Welcome to the Living PFAS website.

What is PFAS and why do we care about it?

Per- and Polyfluoroalkyl substances (PFAS) comprise a group of thousands of human-made chemicals that are widely used in numerous industry and household applications worldwide. Furthermore, PFAS are water and oil repellent, heat resistant and protect surfaces from damage and staining. Two of the most famous applications of PFAS are Teflon and fire foam.

Besides their beneficial properties, PFAS are under strong suspicion to cause health issues like breast cancer, obesity and premature births in people and animals. As these substances are extremely persistent in the environment, studies found that most places and lifeforms on our planet contain at least small concentrations of PFAS. Humans and animals are usually exposed to PFAS via contaminated water and food. Seafood and fish usually carry the highest PFAS burden compared to other food items.

In the body, PFAS can bind to the proteins in our blood and muscles where they remain for several years. Thanks to national and international agreements like the Stockholm Convention the production and use of certain types of PFAS is declining, whereas others have stayed the same or increased.

What is this website for?

This website aims to provide an overview of the distribution and abundance of PFAS in wildlife, the overview of the scientific literature summarising knowledge on health consequences of PFAS exposure, and practical tips on how to avoid high concentrations of PFAS in prepared food items. We carried out three separate projects based on currently available scientific literature on PFAS (for details of our approach see Research Synthesis.
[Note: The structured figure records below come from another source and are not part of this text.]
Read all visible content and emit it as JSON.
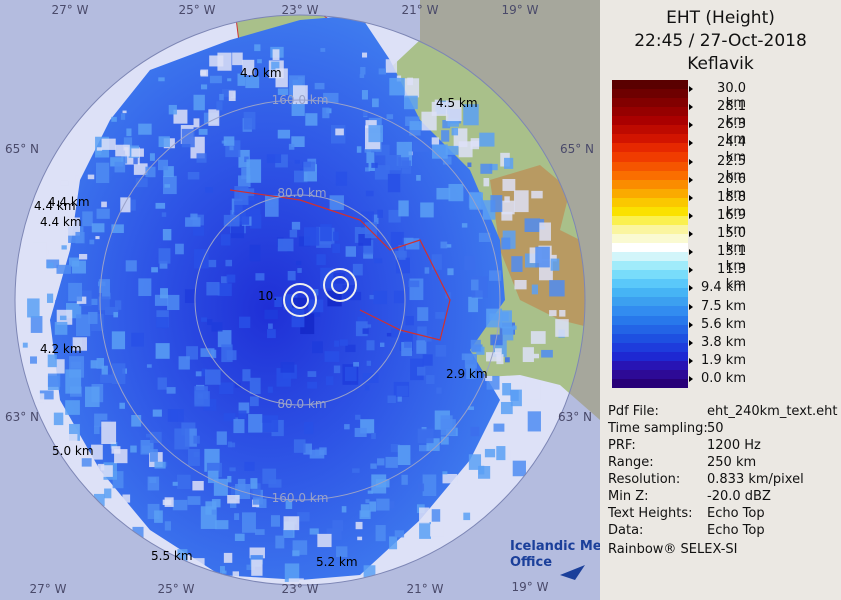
{
  "header": {
    "title": "EHT (Height)",
    "time": "22:45 / 27-Oct-2018",
    "station": "Keflavik"
  },
  "legend": {
    "colors": [
      "#5a0000",
      "#6e0000",
      "#820000",
      "#960000",
      "#aa0000",
      "#be0a00",
      "#d21400",
      "#e62800",
      "#f03c00",
      "#f55500",
      "#fa6e00",
      "#fa8c00",
      "#faaa00",
      "#fac800",
      "#fae100",
      "#faf050",
      "#faf5a0",
      "#fafad2",
      "#ffffff",
      "#d2f5fa",
      "#a0ebfa",
      "#78dcfa",
      "#5ac8fa",
      "#46b4f5",
      "#3ca0f0",
      "#328cf0",
      "#2878eb",
      "#2364e6",
      "#1e50e1",
      "#1e3cdc",
      "#1e28d2",
      "#2814b4",
      "#2d0a96",
      "#280078"
    ],
    "labels": [
      "30.0 km",
      "28.1 km",
      "26.3 km",
      "24.4 km",
      "22.5 km",
      "20.6 km",
      "18.8 km",
      "16.9 km",
      "15.0 km",
      "13.1 km",
      "11.3 km",
      "9.4 km",
      "7.5 km",
      "5.6 km",
      "3.8 km",
      "1.9 km",
      "0.0 km"
    ]
  },
  "info": {
    "rows": [
      [
        "Pdf File:",
        "eht_240km_text.eht"
      ],
      [
        "Time sampling:",
        "50"
      ],
      [
        "PRF:",
        "1200 Hz"
      ],
      [
        "Range:",
        "250 km"
      ],
      [
        "Resolution:",
        "0.833 km/pixel"
      ],
      [
        "Min Z:",
        "-20.0 dBZ"
      ],
      [
        "Text Heights:",
        "Echo Top"
      ],
      [
        "Data:",
        "Echo Top"
      ]
    ],
    "credit": "Rainbow® SELEX-SI"
  },
  "map": {
    "grid_labels": [
      "27° W",
      "25° W",
      "23° W",
      "21° W",
      "19° W",
      "27° W",
      "25° W",
      "23° W",
      "21° W",
      "19° W",
      "65° N",
      "65° N",
      "63° N",
      "63° N"
    ],
    "ring_labels": [
      "80.0 km",
      "160.0 km",
      "80.0 km",
      "160.0 km"
    ],
    "height_labels": [
      "4.0 km",
      "4.5 km",
      "4.4 km",
      "4.4 km",
      "4.4 km",
      "10.",
      "4.2 km",
      "2.9 km",
      "5.0 km",
      "5.5 km",
      "5.2 km"
    ]
  },
  "logo": [
    "Icelandic Met",
    "Office"
  ]
}
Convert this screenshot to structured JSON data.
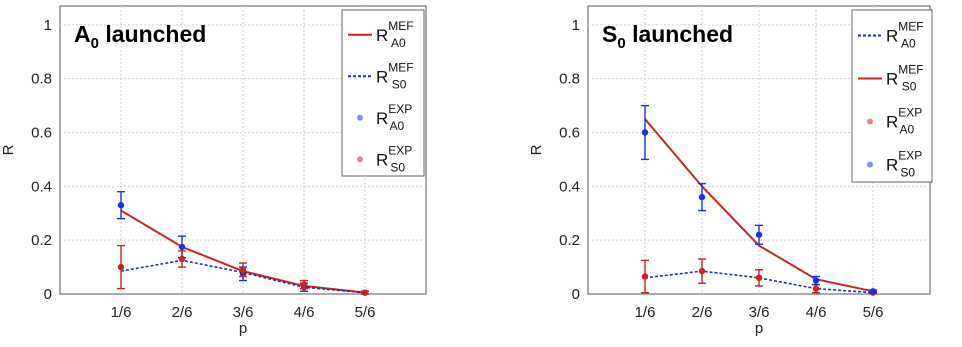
{
  "chart_data": [
    {
      "type": "line",
      "title": "A",
      "title_sub": "0",
      "title_rest": " launched",
      "xlabel": "p",
      "ylabel": "R",
      "categories": [
        "1/6",
        "2/6",
        "3/6",
        "4/6",
        "5/6"
      ],
      "ylim": [
        0,
        1.07
      ],
      "yticks": [
        "0",
        "0.2",
        "0.4",
        "0.6",
        "0.8",
        "1"
      ],
      "grid": true,
      "legend_position": "top-right",
      "series": [
        {
          "legend_base": "R",
          "legend_sup": "MEF",
          "legend_sub": "A0",
          "kind": "line",
          "color": "#cc2222",
          "dash": "solid",
          "values": [
            0.31,
            0.175,
            0.085,
            0.03,
            0.005
          ]
        },
        {
          "legend_base": "R",
          "legend_sup": "MEF",
          "legend_sub": "S0",
          "kind": "line",
          "color": "#2233aa",
          "dash": "dashed",
          "values": [
            0.085,
            0.125,
            0.08,
            0.025,
            0.005
          ]
        },
        {
          "legend_base": "R",
          "legend_sup": "EXP",
          "legend_sub": "A0",
          "kind": "errorbar",
          "color": "#1a33dd",
          "values": [
            0.33,
            0.175,
            0.075,
            0.025,
            0.005
          ],
          "err": [
            0.05,
            0.04,
            0.025,
            0.015,
            0.005
          ]
        },
        {
          "legend_base": "R",
          "legend_sup": "EXP",
          "legend_sub": "S0",
          "kind": "errorbar",
          "color": "#cc2222",
          "values": [
            0.1,
            0.13,
            0.09,
            0.035,
            0.005
          ],
          "err": [
            0.08,
            0.03,
            0.025,
            0.015,
            0.005
          ]
        }
      ]
    },
    {
      "type": "line",
      "title": "S",
      "title_sub": "0",
      "title_rest": " launched",
      "xlabel": "p",
      "ylabel": "R",
      "categories": [
        "1/6",
        "2/6",
        "3/6",
        "4/6",
        "5/6"
      ],
      "ylim": [
        0,
        1.07
      ],
      "yticks": [
        "0",
        "0.2",
        "0.4",
        "0.6",
        "0.8",
        "1"
      ],
      "grid": true,
      "legend_position": "top-right",
      "series": [
        {
          "legend_base": "R",
          "legend_sup": "MEF",
          "legend_sub": "A0",
          "kind": "line",
          "color": "#2233aa",
          "dash": "dashed",
          "values": [
            0.06,
            0.085,
            0.06,
            0.02,
            0.005
          ]
        },
        {
          "legend_base": "R",
          "legend_sup": "MEF",
          "legend_sub": "S0",
          "kind": "line",
          "color": "#cc2222",
          "dash": "solid",
          "values": [
            0.65,
            0.4,
            0.18,
            0.055,
            0.01
          ]
        },
        {
          "legend_base": "R",
          "legend_sup": "EXP",
          "legend_sub": "A0",
          "kind": "errorbar",
          "color": "#cc2222",
          "values": [
            0.065,
            0.085,
            0.06,
            0.02,
            0.005
          ],
          "err": [
            0.06,
            0.045,
            0.03,
            0.015,
            0.005
          ]
        },
        {
          "legend_base": "R",
          "legend_sup": "EXP",
          "legend_sub": "S0",
          "kind": "errorbar",
          "color": "#1a33dd",
          "values": [
            0.6,
            0.36,
            0.22,
            0.05,
            0.01
          ],
          "err": [
            0.1,
            0.05,
            0.035,
            0.015,
            0.005
          ]
        }
      ]
    }
  ]
}
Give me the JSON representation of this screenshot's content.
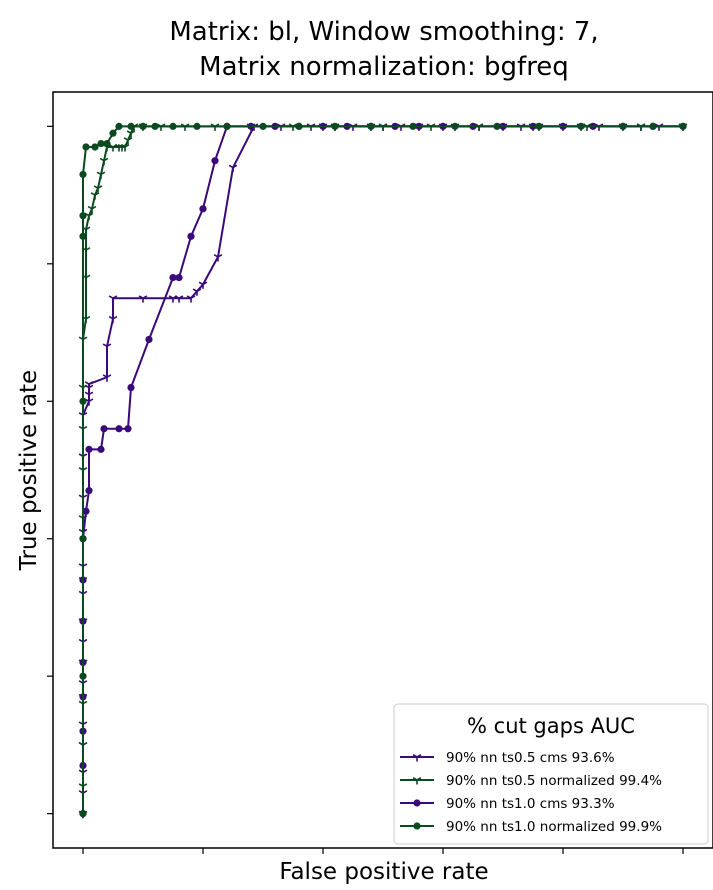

Our PFAS Research projects

There are currently three projects hosted on this website:

1. An umbrella review

Key questions: What scientific review papers have been published on PFAS in humans, animals and the environment? Which of those research areas still need work? And which ones have been sufficiently researched?

2. Burdens in wildlife

Key questions: What scientific papers have been published on the burdens of PFAS in wildlife? What areas of PFAS in wildlife have been sufficiently researched and which areas need more work?

3. Cooking

Key question: Can you reduce the PFAS concentration in seafood and fish products through cooking?

4. Wild birds and maternal transfer

Key question: Can you quantify the overall maternal PFAS transfer in wild birds and its variability?